Obama spent another year talking about industry incentives and debating the Bush tax cuts, before turning seriously to the debt and deficit in early 2011.

But as part of the original team that crafted the stimulus, Geithner has been the occasional lightning rod for the White House, facing harsh questioning whenever testifying on Capitol Hill. Eleven months after taking office, he was asked by Rep. Kevin Brady to resign, with Brady citing what he called a lack public confidence in the administration’s economic policies.The usually soft-spoken Treasury chief fought back. “Almost nothing with what you said gives a fair and accurate perception of where this economy is today,” he told the conservative lawmaker. The implication from Republicans seemed to be that regardless of his personal economic advice for the president, Geithner had become one of many symbols of Obama’s large and controversial stimulus.

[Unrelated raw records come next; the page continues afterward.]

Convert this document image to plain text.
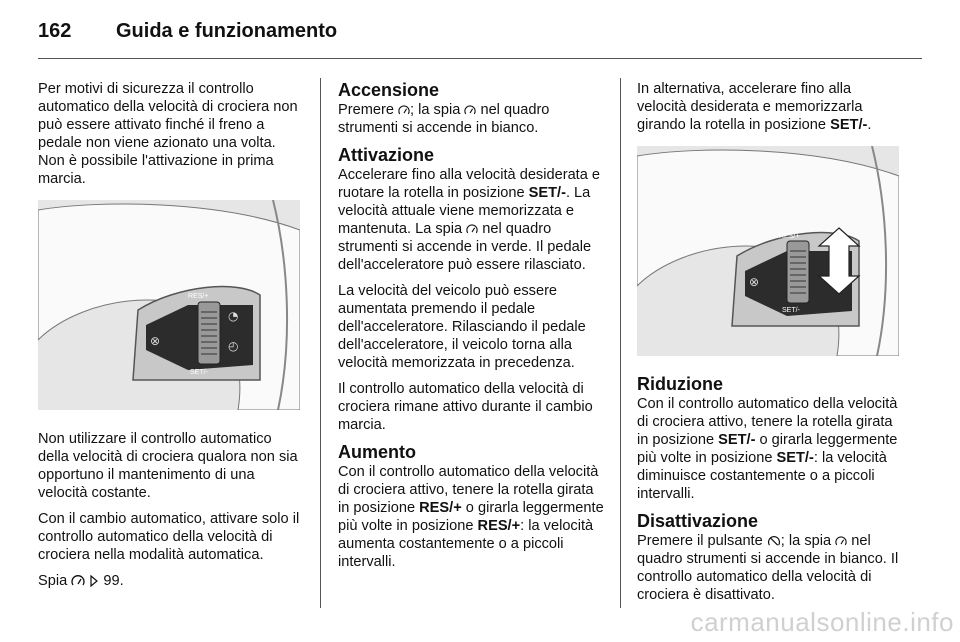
162 Guida e funzionamento

Per motivi di sicurezza il controllo automatico della velocità di crociera non può essere attivato finché il freno a pedale non viene azionato una volta. Non è possibile l'attivazione in prima marcia.

RES/+
SET/-
⊗
◔
◴

Non utilizzare il controllo automatico della velocità di crociera qualora non sia opportuno il mantenimento di una velocità costante.

Con il cambio automatico, attivare solo il controllo automatico della velocità di crociera nella modalità automatica.

Spia 99.

Accensione

Premere ; la spia nel quadro strumenti si accende in bianco.

Attivazione

Accelerare fino alla velocità desiderata e ruotare la rotella in posizione SET/-. La velocità attuale viene memorizzata e mantenuta. La spia nel quadro strumenti si accende in verde. Il pedale dell'acceleratore può essere rilasciato.

La velocità del veicolo può essere aumentata premendo il pedale dell'acceleratore. Rilasciando il pedale dell'acceleratore, il veicolo torna alla velocità memorizzata in precedenza.

Il controllo automatico della velocità di crociera rimane attivo durante il cambio marcia.

Aumento

Con il controllo automatico della velocità di crociera attivo, tenere la rotella girata in posizione RES/+ o girarla leggermente più volte in posizione RES/+: la velocità aumenta costantemente o a piccoli intervalli.

In alternativa, accelerare fino alla velocità desiderata e memorizzarla girando la rotella in posizione SET/-.

RES/+
SET/-
⊗
Riduzione

Con il controllo automatico della velocità di crociera attivo, tenere la rotella girata in posizione SET/- o girarla leggermente più volte in posizione SET/-: la velocità diminuisce costantemente o a piccoli intervalli.

Disattivazione

Premere il pulsante ; la spia nel quadro strumenti si accende in bianco. Il controllo automatico della velocità di crociera è disattivato.

carmanualsonline.info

As the last of Obama's original cadre of economic advisers still standing—Orzag, Austan Goolsbee, Christina Romer and Larry Summers have all gone back to industry or academia—Geithner is seen by some in the White House as perhaps having reached a point of exhaustion from overseeing the U.S. Treasury during a period of such upheaval.

Yet it’s hard to imagine Obama being on board with such thinking. At his East Room press conference last week, Obama ratcheted up the pressure on Congress to complete a deal for raising the debt limit before the 11th hour—a deal for which Geithner has laid the primary groundwork.

“What Tim Geithner has said is, technically speaking, we’re in a position now where we’re having to do a whole bunch of things to make sure that our bills are paid,” Obama said.

For Obama, one of those things, at least until a deal is secured, is to make sure Tim Geithner stays exactly where he is.